The build plans in are Bamboo are quite straightforward. A plan consists of one stage having one job which has the following three tasks:

Bamboo tasks

Currently there are two build plans:

  1. One which checks out the develop branch and does a build in Debug configuration. This plan runs every 15 mins and when does a build when changes are detected in the repository.
  2. One which checks out the master branch and performs a build in Release configuration. This plan is triggered manually. During the build it will create NuGet packages and pushes them to an internal Octopus Deploy NuGet feed.

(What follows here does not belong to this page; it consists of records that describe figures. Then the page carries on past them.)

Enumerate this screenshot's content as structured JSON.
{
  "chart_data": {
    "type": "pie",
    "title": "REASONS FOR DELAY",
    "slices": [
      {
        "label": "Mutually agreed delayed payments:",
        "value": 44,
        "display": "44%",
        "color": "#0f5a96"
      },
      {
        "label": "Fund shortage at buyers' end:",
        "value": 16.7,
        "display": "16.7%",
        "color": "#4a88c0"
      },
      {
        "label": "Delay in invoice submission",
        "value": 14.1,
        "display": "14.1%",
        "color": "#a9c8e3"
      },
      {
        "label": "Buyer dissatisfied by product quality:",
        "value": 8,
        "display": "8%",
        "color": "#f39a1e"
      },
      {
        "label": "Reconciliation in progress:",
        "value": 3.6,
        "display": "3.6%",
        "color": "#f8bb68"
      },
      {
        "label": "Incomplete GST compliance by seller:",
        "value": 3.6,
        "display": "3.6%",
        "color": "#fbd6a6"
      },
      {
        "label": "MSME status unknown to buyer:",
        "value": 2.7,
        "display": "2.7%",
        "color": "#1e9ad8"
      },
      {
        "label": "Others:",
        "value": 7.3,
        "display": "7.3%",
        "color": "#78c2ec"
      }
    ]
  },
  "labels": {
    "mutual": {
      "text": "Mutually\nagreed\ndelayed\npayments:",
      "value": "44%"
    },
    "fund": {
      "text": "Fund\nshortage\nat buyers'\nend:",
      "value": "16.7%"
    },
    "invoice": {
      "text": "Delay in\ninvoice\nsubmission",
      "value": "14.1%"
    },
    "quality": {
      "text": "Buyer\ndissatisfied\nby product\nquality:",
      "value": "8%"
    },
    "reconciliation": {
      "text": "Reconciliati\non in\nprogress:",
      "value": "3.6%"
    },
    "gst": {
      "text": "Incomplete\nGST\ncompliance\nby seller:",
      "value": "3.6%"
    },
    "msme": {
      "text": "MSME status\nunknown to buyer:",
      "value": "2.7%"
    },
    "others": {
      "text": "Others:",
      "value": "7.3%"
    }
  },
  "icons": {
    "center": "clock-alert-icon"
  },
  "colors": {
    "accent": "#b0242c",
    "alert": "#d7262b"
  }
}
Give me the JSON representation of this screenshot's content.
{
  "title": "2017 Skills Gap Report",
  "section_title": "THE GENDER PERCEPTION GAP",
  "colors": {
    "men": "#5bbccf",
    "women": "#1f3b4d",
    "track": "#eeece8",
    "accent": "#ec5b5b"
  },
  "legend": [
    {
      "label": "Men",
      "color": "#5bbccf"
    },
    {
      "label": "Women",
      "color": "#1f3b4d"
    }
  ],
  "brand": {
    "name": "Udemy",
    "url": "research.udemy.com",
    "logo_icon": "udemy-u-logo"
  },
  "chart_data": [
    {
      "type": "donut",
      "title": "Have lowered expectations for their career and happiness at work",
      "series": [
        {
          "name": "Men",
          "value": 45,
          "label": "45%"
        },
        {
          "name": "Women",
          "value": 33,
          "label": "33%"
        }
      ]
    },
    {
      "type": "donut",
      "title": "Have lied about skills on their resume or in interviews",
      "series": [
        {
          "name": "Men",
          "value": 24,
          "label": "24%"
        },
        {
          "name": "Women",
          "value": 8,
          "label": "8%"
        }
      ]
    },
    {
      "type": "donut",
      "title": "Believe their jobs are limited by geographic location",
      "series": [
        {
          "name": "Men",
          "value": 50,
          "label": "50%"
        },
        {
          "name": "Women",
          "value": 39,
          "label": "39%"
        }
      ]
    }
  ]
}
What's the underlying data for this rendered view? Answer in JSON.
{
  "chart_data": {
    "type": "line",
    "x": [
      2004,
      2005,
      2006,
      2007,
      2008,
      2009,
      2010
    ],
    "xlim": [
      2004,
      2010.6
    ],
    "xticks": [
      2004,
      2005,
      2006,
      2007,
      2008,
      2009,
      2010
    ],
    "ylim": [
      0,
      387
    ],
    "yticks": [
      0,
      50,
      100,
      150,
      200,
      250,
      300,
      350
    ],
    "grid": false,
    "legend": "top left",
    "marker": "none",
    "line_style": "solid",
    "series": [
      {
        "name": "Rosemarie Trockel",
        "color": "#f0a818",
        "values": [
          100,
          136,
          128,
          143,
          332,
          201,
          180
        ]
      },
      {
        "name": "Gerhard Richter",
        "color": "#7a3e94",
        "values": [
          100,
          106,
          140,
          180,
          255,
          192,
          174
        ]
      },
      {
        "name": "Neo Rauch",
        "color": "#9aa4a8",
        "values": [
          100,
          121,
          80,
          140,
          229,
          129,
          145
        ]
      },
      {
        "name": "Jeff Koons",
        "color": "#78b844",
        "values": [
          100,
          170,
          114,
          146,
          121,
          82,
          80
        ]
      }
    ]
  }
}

I just want to focus on building the solution in Release configuration since that part is different since we use the Helix approach nowadays.

Build, Package & Publish

The MSBuild task looks as follows:

MSBuild task

The Options field is the most interesting (I've replaced some sensitive info):

/p:Configuration=Release;RunOctoPack=true;OctoPackEnforceAddingFiles=true;OctoPackPackageVersion=1.0.${bamboo.buildNumber};OctoPackPublishPackageToHttp=<URL_TO_OCTOPUS_NUGET>;OctoPackPublishApiKey=<OCTOPUS_API_KEY>

Let's have a detailed look at the build parameters:

  • Configuration=Release is obvious I hope.
  • RunOctoPack=true means that Octopack will be run for each of the projects where it has been added as a NuGet reference.
  • OctoPackEnforceAddingFiles=true ensures that the NuGet package contains both the build output files and the files specified in the nuspec.
  • OctoPackPackageVersion=1.0.${bamboo.buildNumber} sets the version number of the NuGet package based on the Bamboo build number.
  • OctoPackPublishPackageToHttp=<URL_TO_OCTOPUS_NUGET> defines the URL of the Octopus NuGet feed where created packages will be published to.
  • OctoPackPublishApiKey=<OCTOPUS_API_KEY> contains the API key which is required when publishing to the Octopus NuGet feed.

Now we're all set to run a build which will publish the NuGet packages for all the modules to Octopus Deploy. In the next blogpost I'll go into detail how the deployment process is setup in Octopus.

As already mentioned by my Sitecore community friend Akshay:

"I encourage you to discuss Helix/Habitat based conversations in the Sitecore Slack Helix-Habitat channel."